My DH left teaching last year after 15 years. It broke him and nearly the family. He was SLT and graded an outstanding teacher and leader.

He went round all the employment agencies and got on their books and told them he didn’t want to return to teaching. He took a job through an agency that was supposed to last a couple of months maximum but has now slid past the year mark. The company he is working for keeps finding new projects for him to do and we are now hoping if some things slot into place he will be head hunted into another firm on a decent wage equivalent to what he was earning while teaching but obviously for less hours than teaching.

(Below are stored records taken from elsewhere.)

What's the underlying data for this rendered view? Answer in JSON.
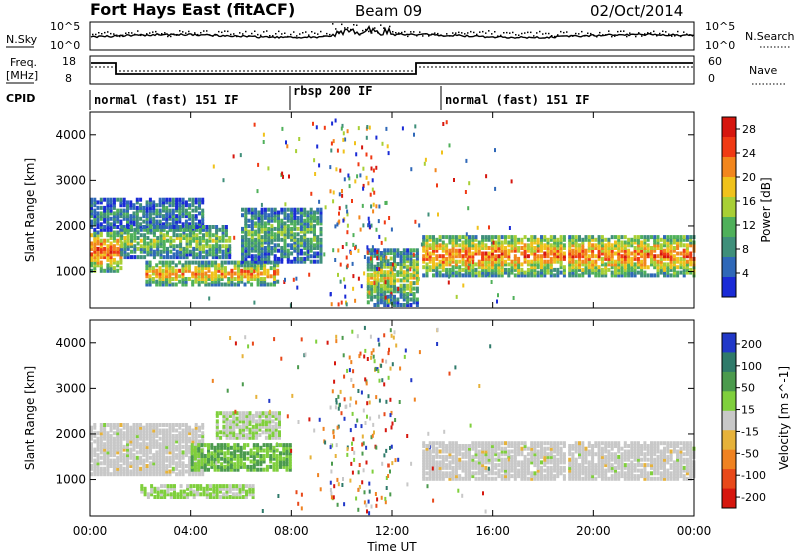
{
  "header": {
    "radar": "Fort Hays East (fitACF)",
    "beam": "Beam 09",
    "date": "02/Oct/2014"
  },
  "noise_panel": {
    "left_label": "N.Sky",
    "right_label": "N.Search",
    "left_ticks": [
      "10^5",
      "10^0"
    ],
    "right_ticks": [
      "10^5",
      "10^0"
    ]
  },
  "freq_panel": {
    "left_label_1": "Freq.",
    "left_label_2": "[MHz]",
    "right_label": "Nave",
    "left_ticks": [
      "18",
      "8"
    ],
    "right_ticks": [
      "60",
      "0"
    ]
  },
  "cpid_panel": {
    "label": "CPID",
    "segments": [
      "normal (fast) 151 IF",
      "rbsp 200 IF",
      "normal (fast) 151 IF"
    ]
  },
  "colors": {
    "power_scale": [
      "#1a2bd6",
      "#2f68b8",
      "#3f8f7a",
      "#4fb05a",
      "#a8cf35",
      "#f0c21b",
      "#f2861c",
      "#f03a14",
      "#d6160e"
    ],
    "velocity_scale": [
      "#2138c8",
      "#2f7a6a",
      "#4b9a4d",
      "#7fcf3c",
      "#c8c8c8",
      "#e6b23a",
      "#ef8221",
      "#e8491a",
      "#d6170e"
    ]
  },
  "chart_data": [
    {
      "type": "heatmap",
      "title": "Power",
      "xlabel": "Time UT",
      "ylabel": "Slant Range [km]",
      "x_ticks": [
        "00:00",
        "04:00",
        "08:00",
        "12:00",
        "16:00",
        "20:00",
        "00:00"
      ],
      "y_ticks": [
        "1000",
        "2000",
        "3000",
        "4000"
      ],
      "xlim": [
        0,
        24
      ],
      "ylim": [
        200,
        4500
      ],
      "colorbar": {
        "label": "Power [dB]",
        "ticks": [
          "4",
          "8",
          "12",
          "16",
          "20",
          "24",
          "28"
        ],
        "range": [
          0,
          30
        ]
      },
      "bands": [
        {
          "t0": 0,
          "t1": 1.2,
          "r0": 1000,
          "r1": 1900,
          "level": 26
        },
        {
          "t0": 0,
          "t1": 4.5,
          "r0": 1900,
          "r1": 2600,
          "level": 8
        },
        {
          "t0": 1.2,
          "t1": 5.5,
          "r0": 1300,
          "r1": 2000,
          "level": 15
        },
        {
          "t0": 2.2,
          "t1": 7.5,
          "r0": 700,
          "r1": 1200,
          "level": 22
        },
        {
          "t0": 6.0,
          "t1": 9.2,
          "r0": 1200,
          "r1": 2400,
          "level": 12
        },
        {
          "t0": 11.0,
          "t1": 13.0,
          "r0": 250,
          "r1": 1500,
          "level": 16
        },
        {
          "t0": 13.2,
          "t1": 18.8,
          "r0": 900,
          "r1": 1800,
          "level": 24
        },
        {
          "t0": 19.0,
          "t1": 24,
          "r0": 900,
          "r1": 1800,
          "level": 24
        }
      ]
    },
    {
      "type": "heatmap",
      "title": "Velocity",
      "xlabel": "Time UT",
      "ylabel": "Slant Range [km]",
      "x_ticks": [
        "00:00",
        "04:00",
        "08:00",
        "12:00",
        "16:00",
        "20:00",
        "00:00"
      ],
      "y_ticks": [
        "1000",
        "2000",
        "3000",
        "4000"
      ],
      "xlim": [
        0,
        24
      ],
      "ylim": [
        200,
        4500
      ],
      "colorbar": {
        "label": "Velocity [m s^-1]",
        "ticks": [
          "200",
          "100",
          "50",
          "15",
          "-15",
          "-50",
          "-100",
          "-200"
        ],
        "range": [
          -250,
          250
        ]
      },
      "bands": [
        {
          "t0": 0,
          "t1": 4.5,
          "r0": 1100,
          "r1": 2200,
          "level": 0
        },
        {
          "t0": 2.0,
          "t1": 6.5,
          "r0": 600,
          "r1": 900,
          "level": 40
        },
        {
          "t0": 4.0,
          "t1": 8.0,
          "r0": 1200,
          "r1": 1800,
          "level": 80
        },
        {
          "t0": 5.0,
          "t1": 7.5,
          "r0": 1900,
          "r1": 2500,
          "level": 30
        },
        {
          "t0": 13.2,
          "t1": 18.8,
          "r0": 1000,
          "r1": 1800,
          "level": 0
        },
        {
          "t0": 19.0,
          "t1": 24,
          "r0": 1000,
          "r1": 1800,
          "level": 0
        }
      ]
    }
  ]
}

It hasn’t been an easy year and he’s had three jobs so we can make ends meet and we are so close to going under it’s ridiculous but he and the family are so much happier.

But during all this every week he’s had emails or phone calls asking if he’d please consider one teaching job or another as he is a Science and Computer Studies teacher/SL. He could have been earning big bucks but just will not consider it ever again.

Education is loosing so much in resources and knowledge as experienced teachers are leaving.

CityTeacher · 01/07/2018 01:36

Behaviour is awful.
A kid pood in the corridor. It is a secondary school.

MissMarplesKnitting · 01/07/2018 08:32

And whilst scales aren't rigid any more, I'm yet to find a teacher who has got a radically pay rate to near these.

Sheesh Cityteacher that's horrendous.

RolyRocks · 01/07/2018 12:42

I doubt any secondary computer science teacher would struggle to get a job in UK. I know plenty of schools where it is taught by non-specialists or unqualified teachers.

The problem is that those non-specialists are not budging from their jobs as there is nowhere else for them to move on from, so there is not the movement there used to be in this subject. Instead, those non-specialists are working very hard to upskill in order to keep their jobs.
We take on PGCErs from a London uni and only about half of their cohort have managed to secure jobs this year (and a couple quit the course). Thankfully, both our trainees this year secured jobs but a long distance from where they live and in schools they were not sure about. I wish them the very best in luck.